Wallis is accused of not taking those allegations seriously.

Morgan abruptly retired before the investigation was finished. His union representative said the former captain did nothing wrong.

"He saw this was a constant fight," explained Vince Champion of the International Brotherhood of Police Officers. "If this wasn’t going to work they were going to try something else."

Last year Lawrenceville police officers voted to join a union, including Morgan. Ironically, Champion said Captain Gilovanni was cited by officers as one of the reasons they organized. 

"They felt there were issues with the captain and the city manager with the way the department was being run," he said.

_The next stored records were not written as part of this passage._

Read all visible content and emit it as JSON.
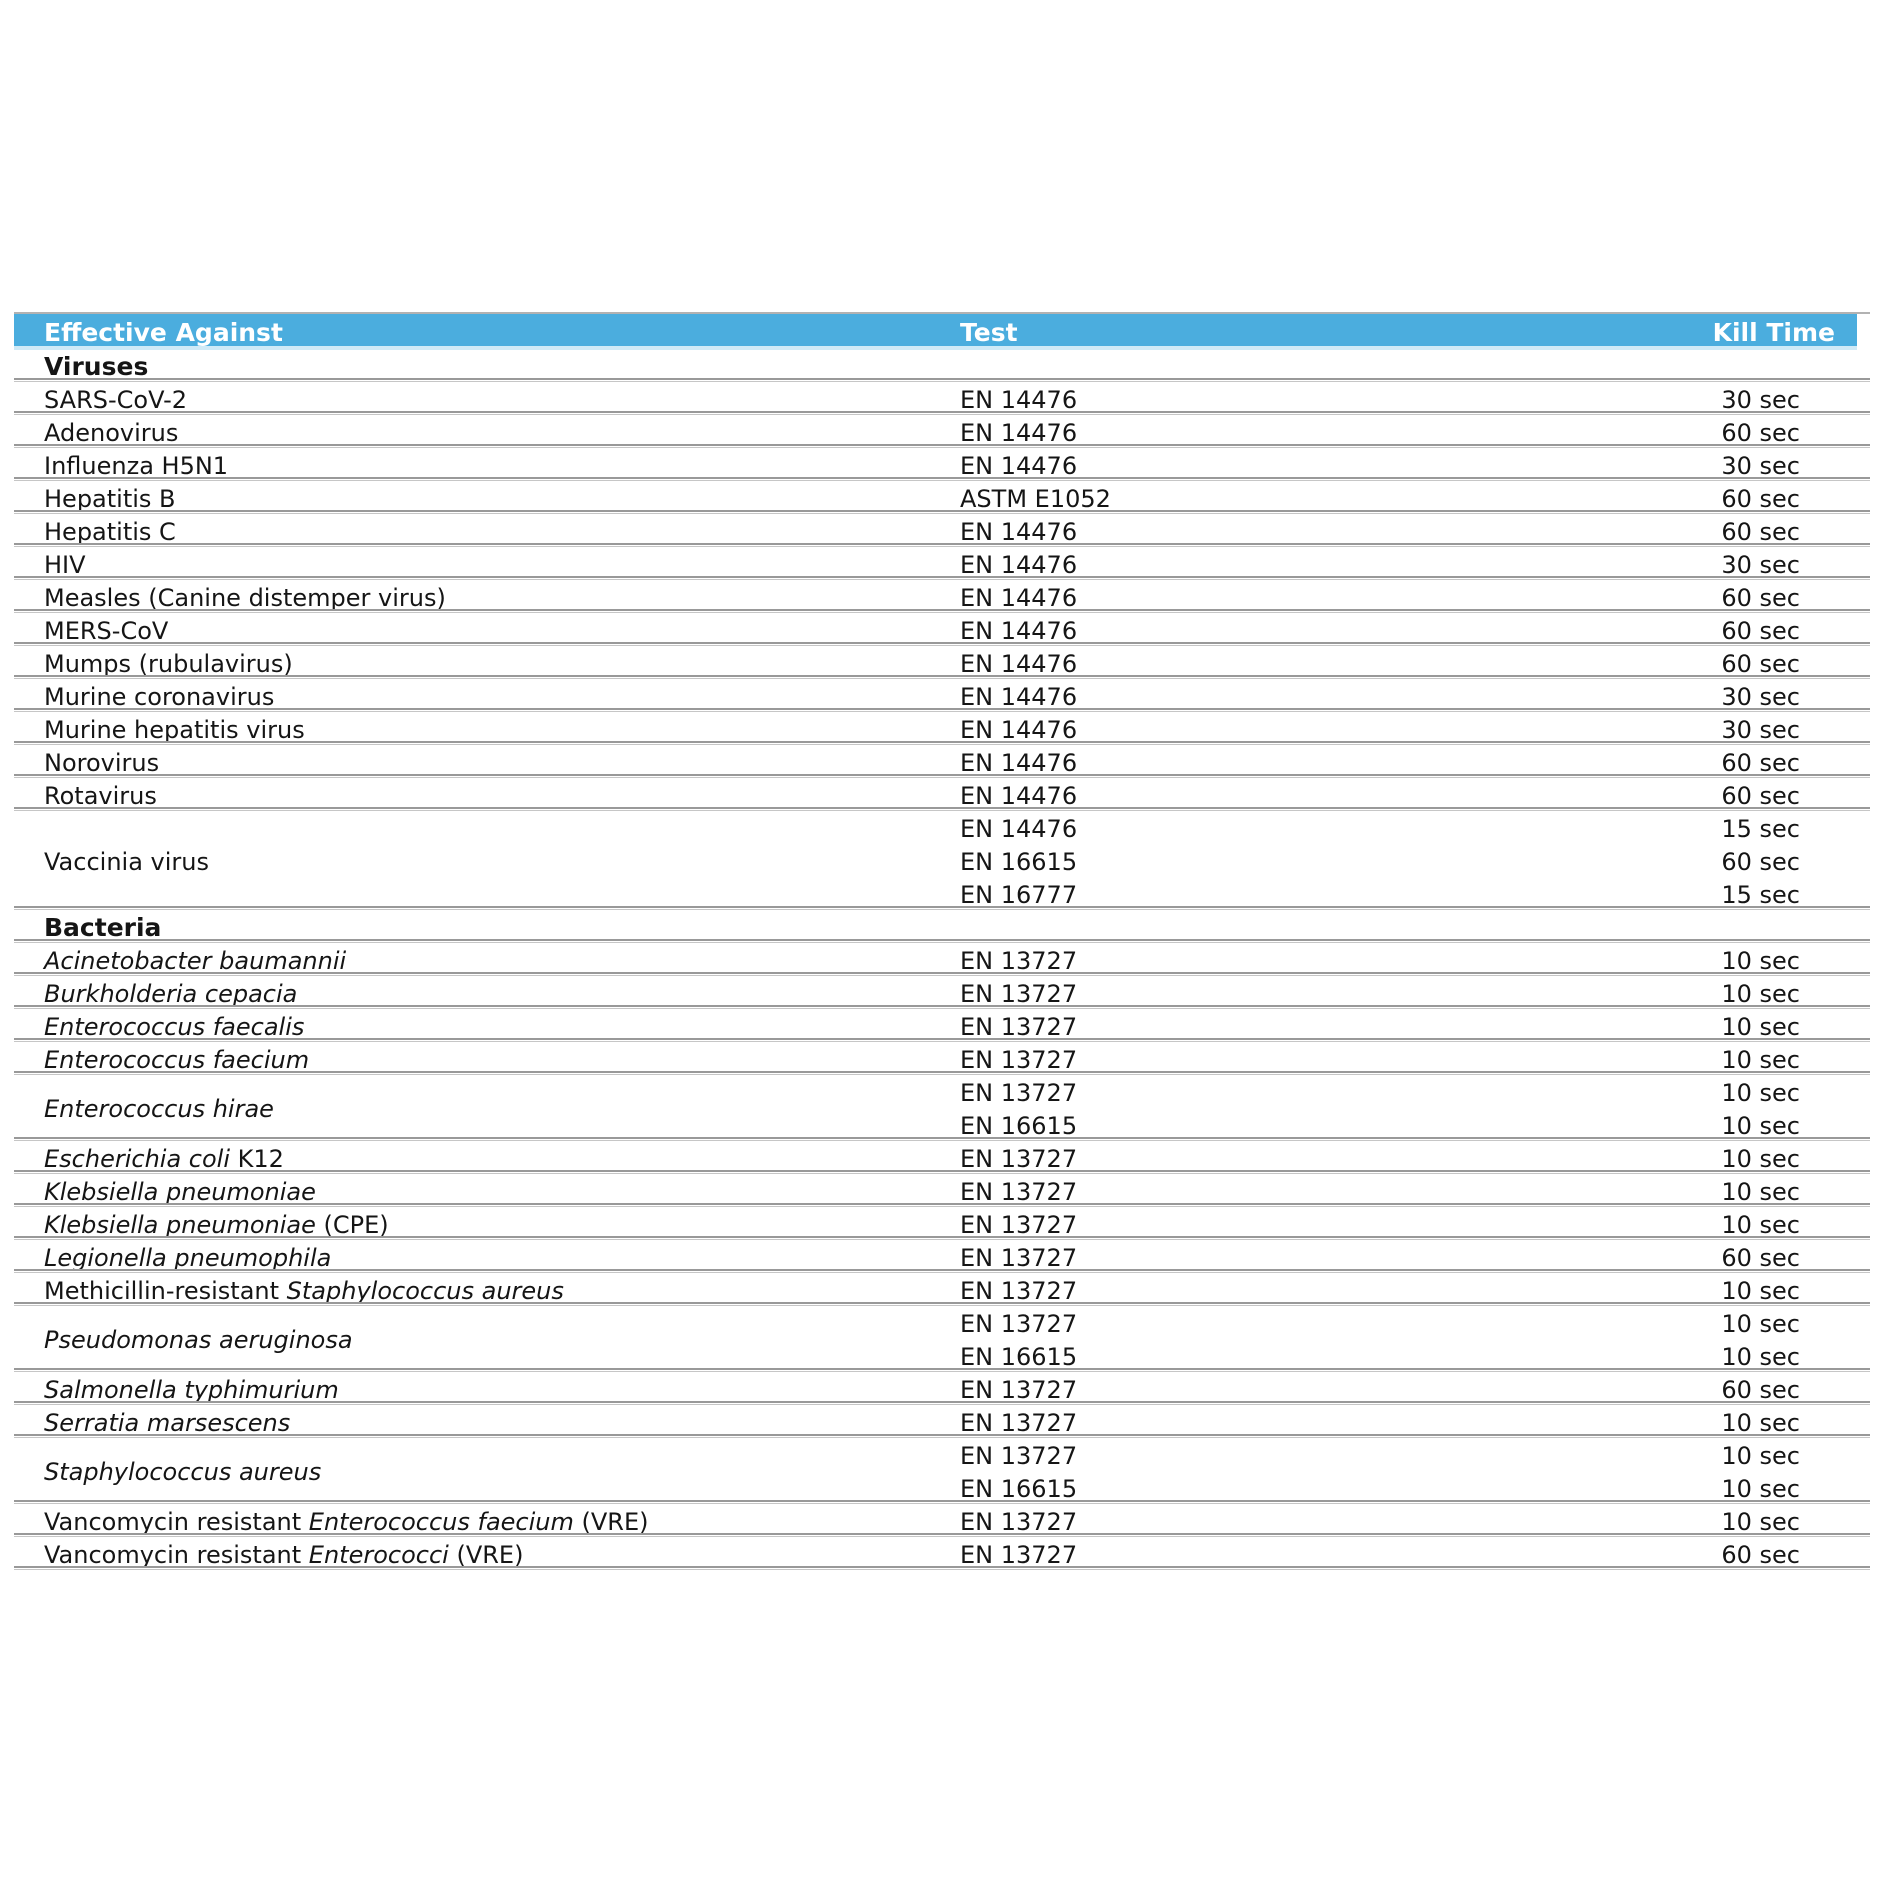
{
  "table": {
    "columns": [
      "Effective Against",
      "Test",
      "Kill Time"
    ],
    "colors": {
      "header_bg": "#4badde",
      "header_text": "#ffffff",
      "separator": "#999999",
      "text": "#151515"
    },
    "sections": [
      {
        "label": "Viruses",
        "rows": [
          {
            "name": [
              {
                "t": "SARS-CoV-2",
                "i": false
              }
            ],
            "tests": [
              {
                "test": "EN 14476",
                "kill": "30 sec"
              }
            ]
          },
          {
            "name": [
              {
                "t": "Adenovirus",
                "i": false
              }
            ],
            "tests": [
              {
                "test": "EN 14476",
                "kill": "60 sec"
              }
            ]
          },
          {
            "name": [
              {
                "t": "Influenza H5N1",
                "i": false
              }
            ],
            "tests": [
              {
                "test": "EN 14476",
                "kill": "30 sec"
              }
            ]
          },
          {
            "name": [
              {
                "t": "Hepatitis B",
                "i": false
              }
            ],
            "tests": [
              {
                "test": "ASTM E1052",
                "kill": "60 sec"
              }
            ]
          },
          {
            "name": [
              {
                "t": "Hepatitis C",
                "i": false
              }
            ],
            "tests": [
              {
                "test": "EN 14476",
                "kill": "60 sec"
              }
            ]
          },
          {
            "name": [
              {
                "t": "HIV",
                "i": false
              }
            ],
            "tests": [
              {
                "test": "EN 14476",
                "kill": "30 sec"
              }
            ]
          },
          {
            "name": [
              {
                "t": "Measles (Canine distemper virus)",
                "i": false
              }
            ],
            "tests": [
              {
                "test": "EN 14476",
                "kill": "60 sec"
              }
            ]
          },
          {
            "name": [
              {
                "t": "MERS-CoV",
                "i": false
              }
            ],
            "tests": [
              {
                "test": "EN 14476",
                "kill": "60 sec"
              }
            ]
          },
          {
            "name": [
              {
                "t": "Mumps (rubulavirus)",
                "i": false
              }
            ],
            "tests": [
              {
                "test": "EN 14476",
                "kill": "60 sec"
              }
            ]
          },
          {
            "name": [
              {
                "t": "Murine coronavirus",
                "i": false
              }
            ],
            "tests": [
              {
                "test": "EN 14476",
                "kill": "30 sec"
              }
            ]
          },
          {
            "name": [
              {
                "t": "Murine hepatitis virus",
                "i": false
              }
            ],
            "tests": [
              {
                "test": "EN 14476",
                "kill": "30 sec"
              }
            ]
          },
          {
            "name": [
              {
                "t": "Norovirus",
                "i": false
              }
            ],
            "tests": [
              {
                "test": "EN 14476",
                "kill": "60 sec"
              }
            ]
          },
          {
            "name": [
              {
                "t": "Rotavirus",
                "i": false
              }
            ],
            "tests": [
              {
                "test": "EN 14476",
                "kill": "60 sec"
              }
            ]
          },
          {
            "name": [
              {
                "t": "Vaccinia virus",
                "i": false
              }
            ],
            "tests": [
              {
                "test": "EN 14476",
                "kill": "15 sec"
              },
              {
                "test": "EN 16615",
                "kill": "60 sec"
              },
              {
                "test": "EN 16777",
                "kill": "15 sec"
              }
            ]
          }
        ]
      },
      {
        "label": "Bacteria",
        "rows": [
          {
            "name": [
              {
                "t": "Acinetobacter baumannii",
                "i": true
              }
            ],
            "tests": [
              {
                "test": "EN 13727",
                "kill": "10 sec"
              }
            ]
          },
          {
            "name": [
              {
                "t": "Burkholderia cepacia",
                "i": true
              }
            ],
            "tests": [
              {
                "test": "EN 13727",
                "kill": "10 sec"
              }
            ]
          },
          {
            "name": [
              {
                "t": "Enterococcus faecalis",
                "i": true
              }
            ],
            "tests": [
              {
                "test": "EN 13727",
                "kill": "10 sec"
              }
            ]
          },
          {
            "name": [
              {
                "t": "Enterococcus faecium",
                "i": true
              }
            ],
            "tests": [
              {
                "test": "EN 13727",
                "kill": "10 sec"
              }
            ]
          },
          {
            "name": [
              {
                "t": "Enterococcus hirae",
                "i": true
              }
            ],
            "tests": [
              {
                "test": "EN 13727",
                "kill": "10 sec"
              },
              {
                "test": "EN 16615",
                "kill": "10 sec"
              }
            ]
          },
          {
            "name": [
              {
                "t": "Escherichia coli",
                "i": true
              },
              {
                "t": " K12",
                "i": false
              }
            ],
            "tests": [
              {
                "test": "EN 13727",
                "kill": "10 sec"
              }
            ]
          },
          {
            "name": [
              {
                "t": "Klebsiella pneumoniae",
                "i": true
              }
            ],
            "tests": [
              {
                "test": "EN 13727",
                "kill": "10 sec"
              }
            ]
          },
          {
            "name": [
              {
                "t": "Klebsiella pneumoniae",
                "i": true
              },
              {
                "t": " (CPE)",
                "i": false
              }
            ],
            "tests": [
              {
                "test": "EN 13727",
                "kill": "10 sec"
              }
            ]
          },
          {
            "name": [
              {
                "t": "Legionella pneumophila",
                "i": true
              }
            ],
            "tests": [
              {
                "test": "EN 13727",
                "kill": "60 sec"
              }
            ]
          },
          {
            "name": [
              {
                "t": "Methicillin-resistant ",
                "i": false
              },
              {
                "t": "Staphylococcus aureus",
                "i": true
              }
            ],
            "tests": [
              {
                "test": "EN 13727",
                "kill": "10 sec"
              }
            ]
          },
          {
            "name": [
              {
                "t": "Pseudomonas aeruginosa",
                "i": true
              }
            ],
            "tests": [
              {
                "test": "EN 13727",
                "kill": "10 sec"
              },
              {
                "test": "EN 16615",
                "kill": "10 sec"
              }
            ]
          },
          {
            "name": [
              {
                "t": "Salmonella typhimurium",
                "i": true
              }
            ],
            "tests": [
              {
                "test": "EN 13727",
                "kill": "60 sec"
              }
            ]
          },
          {
            "name": [
              {
                "t": "Serratia marsescens",
                "i": true
              }
            ],
            "tests": [
              {
                "test": "EN 13727",
                "kill": "10 sec"
              }
            ]
          },
          {
            "name": [
              {
                "t": "Staphylococcus aureus",
                "i": true
              }
            ],
            "tests": [
              {
                "test": "EN 13727",
                "kill": "10 sec"
              },
              {
                "test": "EN 16615",
                "kill": "10 sec"
              }
            ]
          },
          {
            "name": [
              {
                "t": "Vancomycin resistant ",
                "i": false
              },
              {
                "t": "Enterococcus faecium",
                "i": true
              },
              {
                "t": " (VRE)",
                "i": false
              }
            ],
            "tests": [
              {
                "test": "EN 13727",
                "kill": "10 sec"
              }
            ]
          },
          {
            "name": [
              {
                "t": "Vancomycin resistant ",
                "i": false
              },
              {
                "t": "Enterococci",
                "i": true
              },
              {
                "t": " (VRE)",
                "i": false
              }
            ],
            "tests": [
              {
                "test": "EN 13727",
                "kill": "60 sec"
              }
            ]
          }
        ]
      }
    ]
  }
}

Lawrenceville city manager Chuck Warbington would not answer questions, instead issuing a statement:

"I was disturbed by the findings of the investigation and issued penalties to the appropriate employees, including a requirement for individual training. The City of Lawrenceville prides itself as an inclusive and safe workplace for all employees. The workplace culture revealed through this investigation did not meet the standards of excellence expected of all departments in the City.  This is unacceptable and will not be tolerated."

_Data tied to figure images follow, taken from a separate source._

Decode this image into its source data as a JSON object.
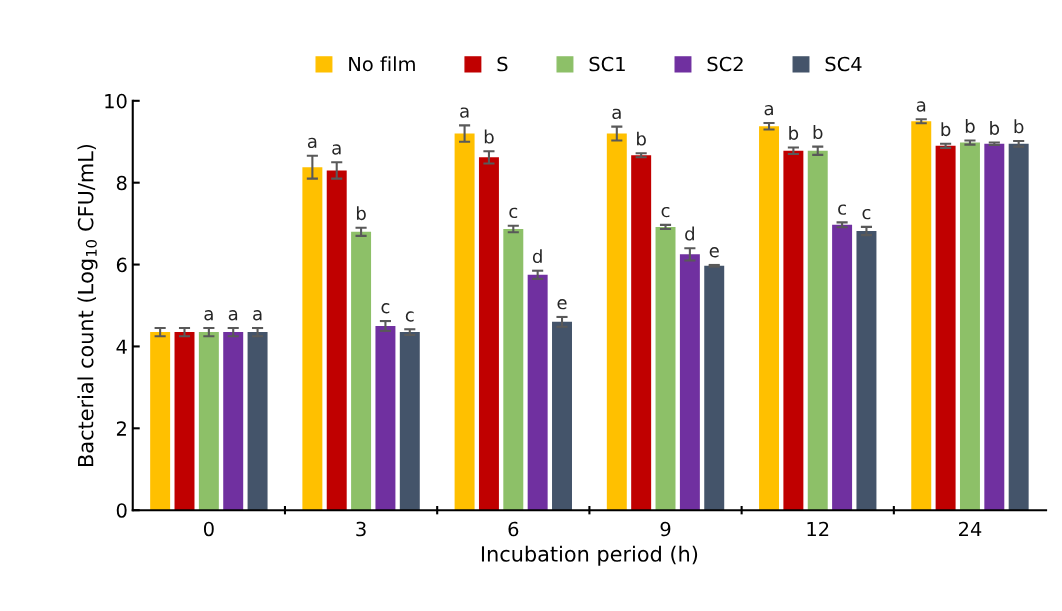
{
  "chart_data": {
    "type": "bar",
    "xlabel": "Incubation period (h)",
    "ylabel": "Bacterial count (Log$_{10}$ CFU/mL)",
    "categories": [
      "0",
      "3",
      "6",
      "9",
      "12",
      "24"
    ],
    "ylim": [
      0,
      10
    ],
    "yticks": [
      0,
      2,
      4,
      6,
      8,
      10
    ],
    "grid": false,
    "legend": "top",
    "series": [
      {
        "name": "No film",
        "color": "#ffc000",
        "values": [
          4.35,
          8.38,
          9.2,
          9.2,
          9.38,
          9.5
        ],
        "errors": [
          0.1,
          0.28,
          0.2,
          0.17,
          0.08,
          0.05
        ],
        "value_labels": [
          null,
          "a",
          "a",
          "a",
          "a",
          "a"
        ]
      },
      {
        "name": "S",
        "color": "#c00000",
        "values": [
          4.35,
          8.3,
          8.62,
          8.67,
          8.78,
          8.9
        ],
        "errors": [
          0.1,
          0.2,
          0.15,
          0.05,
          0.08,
          0.05
        ],
        "value_labels": [
          null,
          "a",
          "b",
          "b",
          "b",
          "b"
        ]
      },
      {
        "name": "SC1",
        "color": "#8dc068",
        "values": [
          4.35,
          6.8,
          6.87,
          6.92,
          8.78,
          8.98
        ],
        "errors": [
          0.1,
          0.1,
          0.08,
          0.05,
          0.1,
          0.05
        ],
        "value_labels": [
          "a",
          "b",
          "c",
          "c",
          "b",
          "b"
        ]
      },
      {
        "name": "SC2",
        "color": "#7030a0",
        "values": [
          4.35,
          4.5,
          5.75,
          6.25,
          6.97,
          8.95
        ],
        "errors": [
          0.1,
          0.12,
          0.1,
          0.15,
          0.06,
          0.03
        ],
        "value_labels": [
          "a",
          "c",
          "d",
          "d",
          "c",
          "b"
        ]
      },
      {
        "name": "SC4",
        "color": "#44546a",
        "values": [
          4.35,
          4.35,
          4.6,
          5.97,
          6.82,
          8.95
        ],
        "errors": [
          0.1,
          0.07,
          0.12,
          0.02,
          0.1,
          0.07
        ],
        "value_labels": [
          "a",
          "c",
          "e",
          "e",
          "c",
          "b"
        ]
      }
    ]
  }
}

When contacted, neither Wallis nor Gilovanni would comment.

Capt. Gilavanni has worked for Lawrenceville police since 2006. She worked as a detective until 2019 before becoming a captain. (Lawrenceville Police Department)

Chief Wallis was also accused of retaliating against his secretary after learning she was cooperating with the investigation. He denied that in his rebuttal.

Part of Wallis’ punishment was also for allowing his wife to be involved in "the operations of the Lawrenceville Police Department."

"Your wife’s participation and actions have caused issues in the department with morale and in at least one instance caused issues with potential retaliation," the Notice of Intent to Suspend Without Pay charged.

The report said Wallis’ wife "inserted herself in relationships with the Chief’s staff and/or their spouses, none of which have ended well."

In his written response, Wallis insisted his wife had "completely and intentionally distanced herself" from the department following conversations about her during his performance review in 2019.

"Lawrenceville police department for the longest (was) always considered one big family," said Champion, who grew up in the city. "And they’ve enjoyed their jobs working there. They feel that family and that ability to trust command staff and to trust from city hall has gone away."

The chief is due back to work next month.